We very much wanted to see Arches National Park near Moab, but after hours of driving we realized that we were still nowhere near the location. With the sun getting close to the horizon we knew we needed to make good time, and so the accelerator was freely exercised. As we approached Green River, our fuel tank and our stomachs were knocking empty, so we pulled in for a gas/food stop that rivaled a NASCAR pit stop.
We finally entered Arches National Park just as the sun was setting and charted a direct course for the famed Delicate Arch. As bad luck would have it, after 425 miles of spirited driving young Stick-Boy was busted by a park ranger just 250 yards before our destination: "45 in a 35" was the charge, and Brian was seriously bummed. Besides a few edgy-looking silhouette snapshots of the Arch, we were forced to view the splendorous beauty of the wind-blown oddity by eye-balling the image on the face of our "Golden Eagle" National Park pass.
Later, we left the park under cover of coal-black skies laced with occasional lightning strikes. The flashes kept our rattled nerves on edge as they seemed hauntingly similar to the pesky strobe-illuminated "photo enforced" intersections Big Brother uses in our hometown of Los Angeles.

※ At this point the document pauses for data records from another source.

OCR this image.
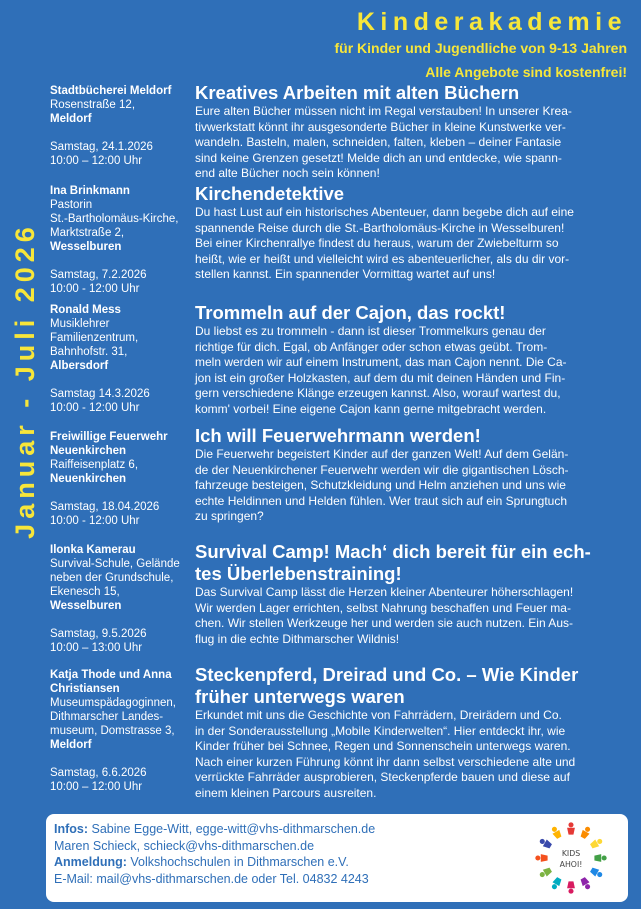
Kinderakademie
für Kinder und Jugendliche von 9-13 Jahren
Alle Angebote sind kostenfrei!
Januar - Juli 2026
Stadtbücherei Meldorf
Rosenstraße 12,
Meldorf
Samstag, 24.1.2026
10:00 – 12:00 Uhr
Kreatives Arbeiten mit alten Büchern

Eure alten Bücher müssen nicht im Regal verstauben! In unserer Krea-

tivwerkstatt könnt ihr ausgesonderte Bücher in kleine Kunstwerke ver-

wandeln. Basteln, malen, schneiden, falten, kleben – deiner Fantasie

sind keine Grenzen gesetzt! Melde dich an und entdecke, wie spann-

end alte Bücher noch sein können!

Ina Brinkmann
Pastorin
St.-Bartholomäus-Kirche,
Marktstraße 2,
Wesselburen
Samstag, 7.2.2026
10:00 - 12:00 Uhr
Kirchendetektive

Du hast Lust auf ein historisches Abenteuer, dann begebe dich auf eine

spannende Reise durch die St.-Bartholomäus-Kirche in Wesselburen!

Bei einer Kirchenrallye findest du heraus, warum der Zwiebelturm so

heißt, wie er heißt und vielleicht wird es abenteuerlicher, als du dir vor-

stellen kannst. Ein spannender Vormittag wartet auf uns!

Ronald Mess
Musiklehrer
Familienzentrum,
Bahnhofstr. 31,
Albersdorf
Samstag 14.3.2026
10:00 - 12:00 Uhr
Trommeln auf der Cajon, das rockt!

Du liebst es zu trommeln - dann ist dieser Trommelkurs genau der

richtige für dich. Egal, ob Anfänger oder schon etwas geübt. Trom-

meln werden wir auf einem Instrument, das man Cajon nennt. Die Ca-

jon ist ein großer Holzkasten, auf dem du mit deinen Händen und Fin-

gern verschiedene Klänge erzeugen kannst. Also, worauf wartest du,

komm' vorbei! Eine eigene Cajon kann gerne mitgebracht werden.

Freiwillige Feuerwehr
Neuenkirchen
Raiffeisenplatz 6,
Neuenkirchen
Samstag, 18.04.2026
10:00 - 12:00 Uhr
Ich will Feuerwehrmann werden!

Die Feuerwehr begeistert Kinder auf der ganzen Welt! Auf dem Gelän-

de der Neuenkirchener Feuerwehr werden wir die gigantischen Lösch-

fahrzeuge besteigen, Schutzkleidung und Helm anziehen und uns wie

echte Heldinnen und Helden fühlen. Wer traut sich auf ein Sprungtuch

zu springen?

Ilonka Kamerau
Survival-Schule, Gelände
neben der Grundschule,
Ekenesch 15,
Wesselburen
Samstag, 9.5.2026
10:00 – 13:00 Uhr
Survival Camp! Mach‘ dich bereit für ein ech-
tes Überlebenstraining!

Das Survival Camp lässt die Herzen kleiner Abenteurer höherschlagen!

Wir werden Lager errichten, selbst Nahrung beschaffen und Feuer ma-

chen. Wir stellen Werkzeuge her und werden sie auch nutzen. Ein Aus-

flug in die echte Dithmarscher Wildnis!

Katja Thode und Anna
Christiansen
Museumspädagoginnen,
Dithmarscher Landes-
museum, Domstrasse 3,
Meldorf
Samstag, 6.6.2026
10:00 – 12:00 Uhr
Steckenpferd, Dreirad und Co. – Wie Kinder
früher unterwegs waren

Erkundet mit uns die Geschichte von Fahrrädern, Dreirädern und Co.

in der Sonderausstellung „Mobile Kinderwelten“. Hier entdeckt ihr, wie

Kinder früher bei Schnee, Regen und Sonnenschein unterwegs waren.

Nach einer kurzen Führung könnt ihr dann selbst verschiedene alte und

verrückte Fahrräder ausprobieren, Steckenpferde bauen und diese auf

einem kleinen Parcours ausreiten.

Infos: Sabine Egge-Witt, egge-witt@vhs-dithmarschen.de
Maren Schieck, schieck@vhs-dithmarschen.de
Anmeldung: Volkshochschulen in Dithmarschen e.V.
E-Mail: mail@vhs-dithmarschen.de oder Tel. 04832 4243
KIDS
AHOI!
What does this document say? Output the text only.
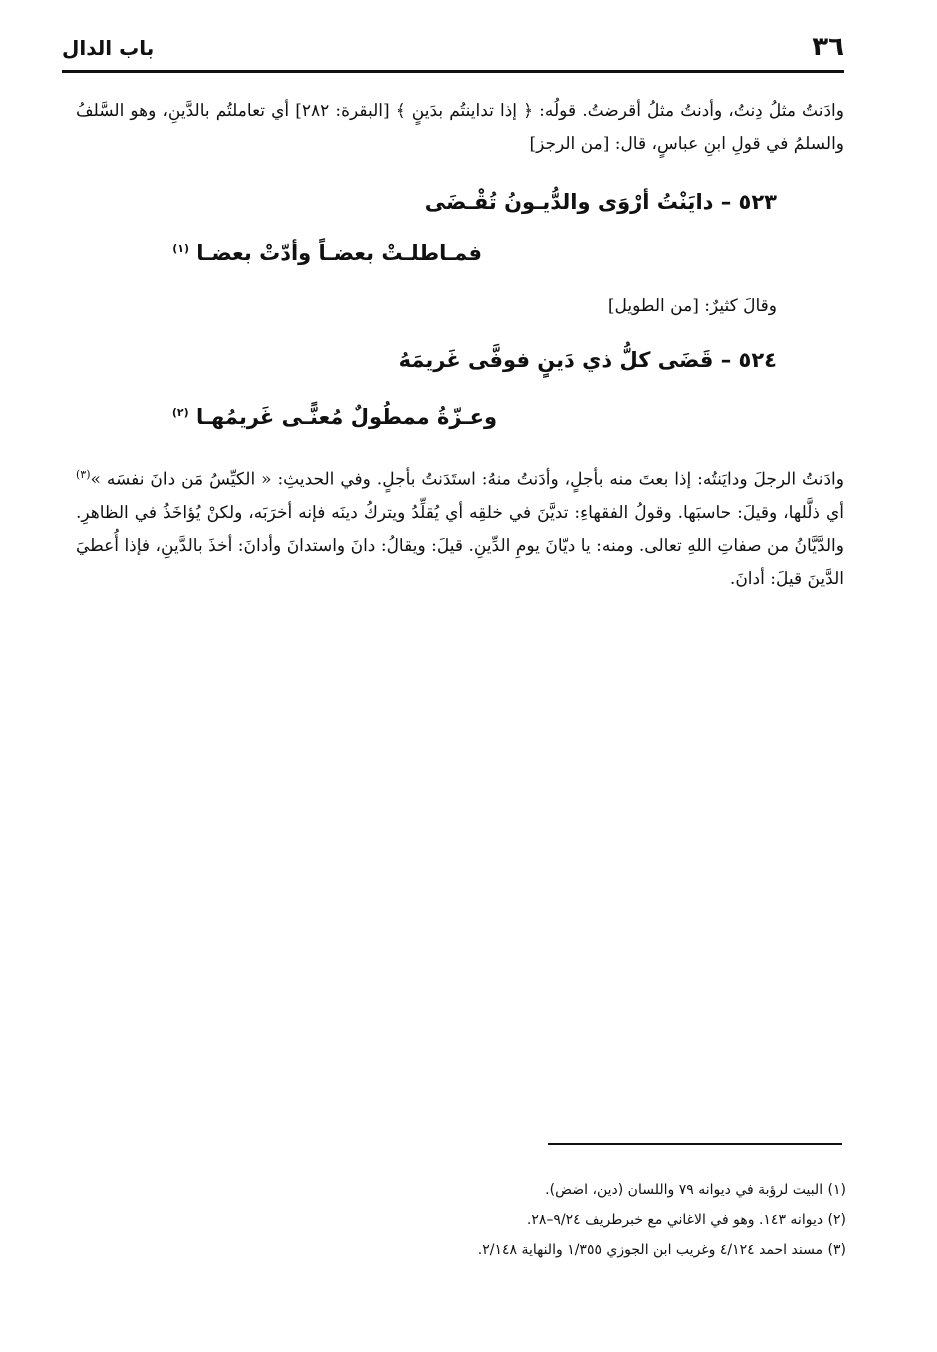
باب الدال	٣٦
وادَنتُ مثلُ دِنتُ، وأدنتُ مثلُ أقرضتُ. قولُه: ﴿ إذا تداينتُم بدَينٍ ﴾ [البقرة: ٢٨٢] أي تعاملتُم بالدَّينِ، وهو السَّلفُ والسلمُ في قولِ ابنِ عباسٍ، قال: [من الرجز]
٥٢٣ – دايَنْتُ أرْوَى والدُّيـونُ تُقْـضَى
فمـاطلـتْ بعضـاً وأدّتْ بعضـا $^{(١)}$
وقالَ كثيرٌ: [من الطويل]
٥٢٤ – قَضَى كلُّ ذي دَينٍ فوفَّى غَريمَهُ
وعـزّةُ ممطُولٌ مُعنًّـى غَريمُهـا $^{(٢)}$
وادَنتُ الرجلَ ودايَنتُه: إذا بعتَ منه بأجلٍ، وأدَنتُ منهُ: استَدَنتُ بأجلٍ. وفي الحديثِ: « الكيِّسُ مَن دانَ نفسَه »$^{(٣)}$ أي ذلَّلها، وقيلَ: حاسبَها. وقولُ الفقهاءِ: تديَّنَ في خلقِه أي يُقلِّدُ ويتركُ دينَه فإنه أخرَبَه، ولكنْ يُؤاخَذُ في الظاهرِ. والدَّيَّانُ من صفاتِ اللهِ تعالى. ومنه: يا ديّانَ يومِ الدِّينِ. قيلَ: ويقالُ: دانَ واستدانَ وأدانَ: أخذَ بالدَّينِ، فإذا أُعطيَ الدَّينَ قيلَ: أدانَ.
(١) البيت لرؤبة في ديوانه ٧٩ واللسان (دين، اضض).
(٢) ديوانه ١٤٣. وهو في الاغاني مع خبرطريف ٩/٢٤–٢٨.
(٣) مسند احمد ٤/١٢٤ وغريب ابن الجوزي ١/٣٥٥ والنهاية ٢/١٤٨.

Each time another lightning flash occurred, we reduced the H2's speed a few notches, fearing that we'd be again seeing the "rollers" in our rearview mirror.
Once back out on highway 70 we would have been making decent time, save for the onslaught of road construction that always seemed to have us stuck behind a slow-moving big-rig. We had originally planned on sleeping in Denver, but based on the fact that our eyes looked as red as a Georgia road map, we opted to set the e-brake in Vail, Colorado. The Chateau of Vail provided our sleep chamber for the evening and despite its somewhat spooky innards and musty carpeting, we were simply happy to flop down for a few hours of hibernation.